None — internal quality tooling only.

What shipped

New test package tests/graphql/accounting_integrity/14 tests, all green, driving real InvoiceMutationService / ReceiptService / CreditService postings and reading the real ledger and report services:

  • _accounting_harness.pysigned_balance, snapshot_ledger / type_delta, assert_all_entries_balanced, assert_trial_balance_balanced, on_hand_quantity, inventory_valuation, total_invoice_due, client_balance, entries_for_source, the report runners, and open_books / post_invoice / apply_receipt builders.
  • test_invoice_accounting.py — an invoice debits AR by the gross, credits revenue by the net, credits tax payable, debits COGS at cost, credits inventory at cost, and drops on-hand by the quantity sold; with and without tax.
  • test_payment_accounting.py — a customer receipt debits cash and credits AR by the amount received and lowers the invoice's outstanding balance; full payment settles the invoice.
  • test_credit_accounting.py — a sales credit note reverses one unit across all five legs, returns it to stock, and reduces the invoice's outstanding balance.
  • test_double_entry_invariants.py — every posted entry balances; the trial balance balances in both the reports module and the ledger module; the income statement and the (separately implemented) ledger P&L move identically on a sale.
  • test_reconciliation.py — the AR control account tracks the open-invoice subledger; a fresh client's balance and AR equal what it was invoiced; the inventory GL account moves with valuation as goods are sold; the balance sheet ties to the income statement via Assets = Liabilities + Equity + Net Income; reverting an invoice nets every effect back to zero.

Bug found and fixed

The suite immediately caught a real production bug: LedgerQueryService.trial_balance cast each account id to int(row.account_id) before session.get(Account, …), so the ledger-module trial balance crashed (asyncpg.DataError) whenever any ledger data existed.

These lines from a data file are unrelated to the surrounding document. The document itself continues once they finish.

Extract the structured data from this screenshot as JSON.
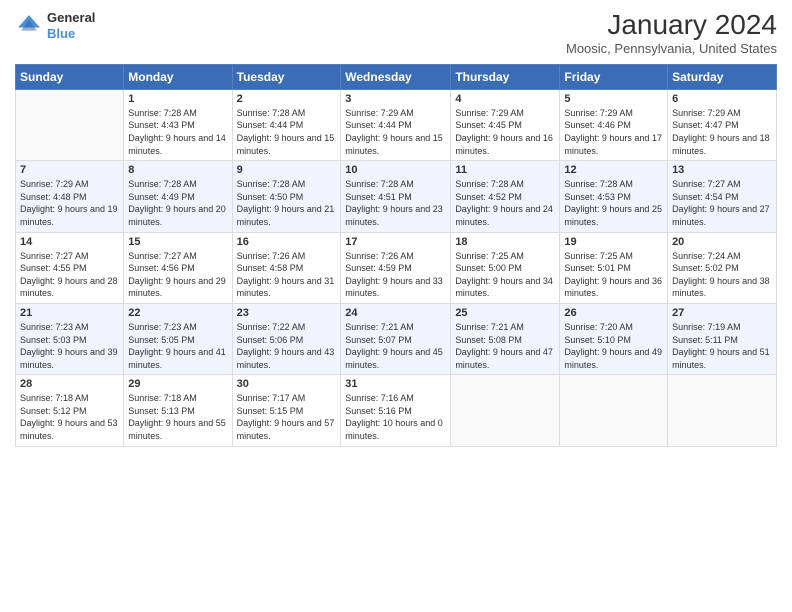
{
  "header": {
    "logo_general": "General",
    "logo_blue": "Blue",
    "title": "January 2024",
    "subtitle": "Moosic, Pennsylvania, United States"
  },
  "days_of_week": [
    "Sunday",
    "Monday",
    "Tuesday",
    "Wednesday",
    "Thursday",
    "Friday",
    "Saturday"
  ],
  "weeks": [
    [
      {
        "day": "",
        "sunrise": "",
        "sunset": "",
        "daylight": ""
      },
      {
        "day": "1",
        "sunrise": "Sunrise: 7:28 AM",
        "sunset": "Sunset: 4:43 PM",
        "daylight": "Daylight: 9 hours and 14 minutes."
      },
      {
        "day": "2",
        "sunrise": "Sunrise: 7:28 AM",
        "sunset": "Sunset: 4:44 PM",
        "daylight": "Daylight: 9 hours and 15 minutes."
      },
      {
        "day": "3",
        "sunrise": "Sunrise: 7:29 AM",
        "sunset": "Sunset: 4:44 PM",
        "daylight": "Daylight: 9 hours and 15 minutes."
      },
      {
        "day": "4",
        "sunrise": "Sunrise: 7:29 AM",
        "sunset": "Sunset: 4:45 PM",
        "daylight": "Daylight: 9 hours and 16 minutes."
      },
      {
        "day": "5",
        "sunrise": "Sunrise: 7:29 AM",
        "sunset": "Sunset: 4:46 PM",
        "daylight": "Daylight: 9 hours and 17 minutes."
      },
      {
        "day": "6",
        "sunrise": "Sunrise: 7:29 AM",
        "sunset": "Sunset: 4:47 PM",
        "daylight": "Daylight: 9 hours and 18 minutes."
      }
    ],
    [
      {
        "day": "7",
        "sunrise": "Sunrise: 7:29 AM",
        "sunset": "Sunset: 4:48 PM",
        "daylight": "Daylight: 9 hours and 19 minutes."
      },
      {
        "day": "8",
        "sunrise": "Sunrise: 7:28 AM",
        "sunset": "Sunset: 4:49 PM",
        "daylight": "Daylight: 9 hours and 20 minutes."
      },
      {
        "day": "9",
        "sunrise": "Sunrise: 7:28 AM",
        "sunset": "Sunset: 4:50 PM",
        "daylight": "Daylight: 9 hours and 21 minutes."
      },
      {
        "day": "10",
        "sunrise": "Sunrise: 7:28 AM",
        "sunset": "Sunset: 4:51 PM",
        "daylight": "Daylight: 9 hours and 23 minutes."
      },
      {
        "day": "11",
        "sunrise": "Sunrise: 7:28 AM",
        "sunset": "Sunset: 4:52 PM",
        "daylight": "Daylight: 9 hours and 24 minutes."
      },
      {
        "day": "12",
        "sunrise": "Sunrise: 7:28 AM",
        "sunset": "Sunset: 4:53 PM",
        "daylight": "Daylight: 9 hours and 25 minutes."
      },
      {
        "day": "13",
        "sunrise": "Sunrise: 7:27 AM",
        "sunset": "Sunset: 4:54 PM",
        "daylight": "Daylight: 9 hours and 27 minutes."
      }
    ],
    [
      {
        "day": "14",
        "sunrise": "Sunrise: 7:27 AM",
        "sunset": "Sunset: 4:55 PM",
        "daylight": "Daylight: 9 hours and 28 minutes."
      },
      {
        "day": "15",
        "sunrise": "Sunrise: 7:27 AM",
        "sunset": "Sunset: 4:56 PM",
        "daylight": "Daylight: 9 hours and 29 minutes."
      },
      {
        "day": "16",
        "sunrise": "Sunrise: 7:26 AM",
        "sunset": "Sunset: 4:58 PM",
        "daylight": "Daylight: 9 hours and 31 minutes."
      },
      {
        "day": "17",
        "sunrise": "Sunrise: 7:26 AM",
        "sunset": "Sunset: 4:59 PM",
        "daylight": "Daylight: 9 hours and 33 minutes."
      },
      {
        "day": "18",
        "sunrise": "Sunrise: 7:25 AM",
        "sunset": "Sunset: 5:00 PM",
        "daylight": "Daylight: 9 hours and 34 minutes."
      },
      {
        "day": "19",
        "sunrise": "Sunrise: 7:25 AM",
        "sunset": "Sunset: 5:01 PM",
        "daylight": "Daylight: 9 hours and 36 minutes."
      },
      {
        "day": "20",
        "sunrise": "Sunrise: 7:24 AM",
        "sunset": "Sunset: 5:02 PM",
        "daylight": "Daylight: 9 hours and 38 minutes."
      }
    ],
    [
      {
        "day": "21",
        "sunrise": "Sunrise: 7:23 AM",
        "sunset": "Sunset: 5:03 PM",
        "daylight": "Daylight: 9 hours and 39 minutes."
      },
      {
        "day": "22",
        "sunrise": "Sunrise: 7:23 AM",
        "sunset": "Sunset: 5:05 PM",
        "daylight": "Daylight: 9 hours and 41 minutes."
      },
      {
        "day": "23",
        "sunrise": "Sunrise: 7:22 AM",
        "sunset": "Sunset: 5:06 PM",
        "daylight": "Daylight: 9 hours and 43 minutes."
      },
      {
        "day": "24",
        "sunrise": "Sunrise: 7:21 AM",
        "sunset": "Sunset: 5:07 PM",
        "daylight": "Daylight: 9 hours and 45 minutes."
      },
      {
        "day": "25",
        "sunrise": "Sunrise: 7:21 AM",
        "sunset": "Sunset: 5:08 PM",
        "daylight": "Daylight: 9 hours and 47 minutes."
      },
      {
        "day": "26",
        "sunrise": "Sunrise: 7:20 AM",
        "sunset": "Sunset: 5:10 PM",
        "daylight": "Daylight: 9 hours and 49 minutes."
      },
      {
        "day": "27",
        "sunrise": "Sunrise: 7:19 AM",
        "sunset": "Sunset: 5:11 PM",
        "daylight": "Daylight: 9 hours and 51 minutes."
      }
    ],
    [
      {
        "day": "28",
        "sunrise": "Sunrise: 7:18 AM",
        "sunset": "Sunset: 5:12 PM",
        "daylight": "Daylight: 9 hours and 53 minutes."
      },
      {
        "day": "29",
        "sunrise": "Sunrise: 7:18 AM",
        "sunset": "Sunset: 5:13 PM",
        "daylight": "Daylight: 9 hours and 55 minutes."
      },
      {
        "day": "30",
        "sunrise": "Sunrise: 7:17 AM",
        "sunset": "Sunset: 5:15 PM",
        "daylight": "Daylight: 9 hours and 57 minutes."
      },
      {
        "day": "31",
        "sunrise": "Sunrise: 7:16 AM",
        "sunset": "Sunset: 5:16 PM",
        "daylight": "Daylight: 10 hours and 0 minutes."
      },
      {
        "day": "",
        "sunrise": "",
        "sunset": "",
        "daylight": ""
      },
      {
        "day": "",
        "sunrise": "",
        "sunset": "",
        "daylight": ""
      },
      {
        "day": "",
        "sunrise": "",
        "sunset": "",
        "daylight": ""
      }
    ]
  ]
}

Fixed by passing the UUID through unchanged. (The reports-module trial balance was unaffected.)

Design notes for the next engineer

  • Tests drive the real creation paths with invoice_generation_mode=PROFORM (and CreditGenerationMode.PROFORM), which skips PAC/PDF/HTTP; the SQLAlchemy event handlers still post the ledger, move inventory, and update balances.
  • The shared session-scoped test DB accumulates data, so assertions are invariants or before/after deltas, never absolute totals.
  • The resolver resets context.session to None on exit — read the session off the resolved service (service.session), not off mock_tenant_context.
  • A customer payment is a Receipt (cash ⇄ AR); the Payment domain is supplier-side (AP). Internal invoices are reversed with delete_invoice; void_invoice is DGI-only (needs a PAC document_id).

Future additions

  • Supplier / AP cycle — supplier-invoice (AP) and supplier-payment postings, once worthwhile; sales-side was prioritised. Supplier credits stay out until that flow is no longer a placeholder (see the placeholder audit).
  • Multi-line / discounted / retention invoices — current scenarios are single-line, zero-discount; add discount and ITBMS-withholding (retention) scenarios to exercise the split-AR + withholding-asset leg.
  • FIFO/LIFO costing — scenarios pin CostingMethod.AVERAGE; add layered-cost COGS once those paths need the same guardrail.
  • Opening balances — once OpeningBalanceImportService posts cleanly, assert inventory GL == valuation in absolute terms (today only the per-sale delta ties out, since test stock is seeded without an opening journal).
  • Denormalized ClientBalance drift — receipts/credits do not update ClientBalance, so it diverges from true AR after payments; the suite only asserts it right after an invoice. Worth reconciling in the product, then tightening the test.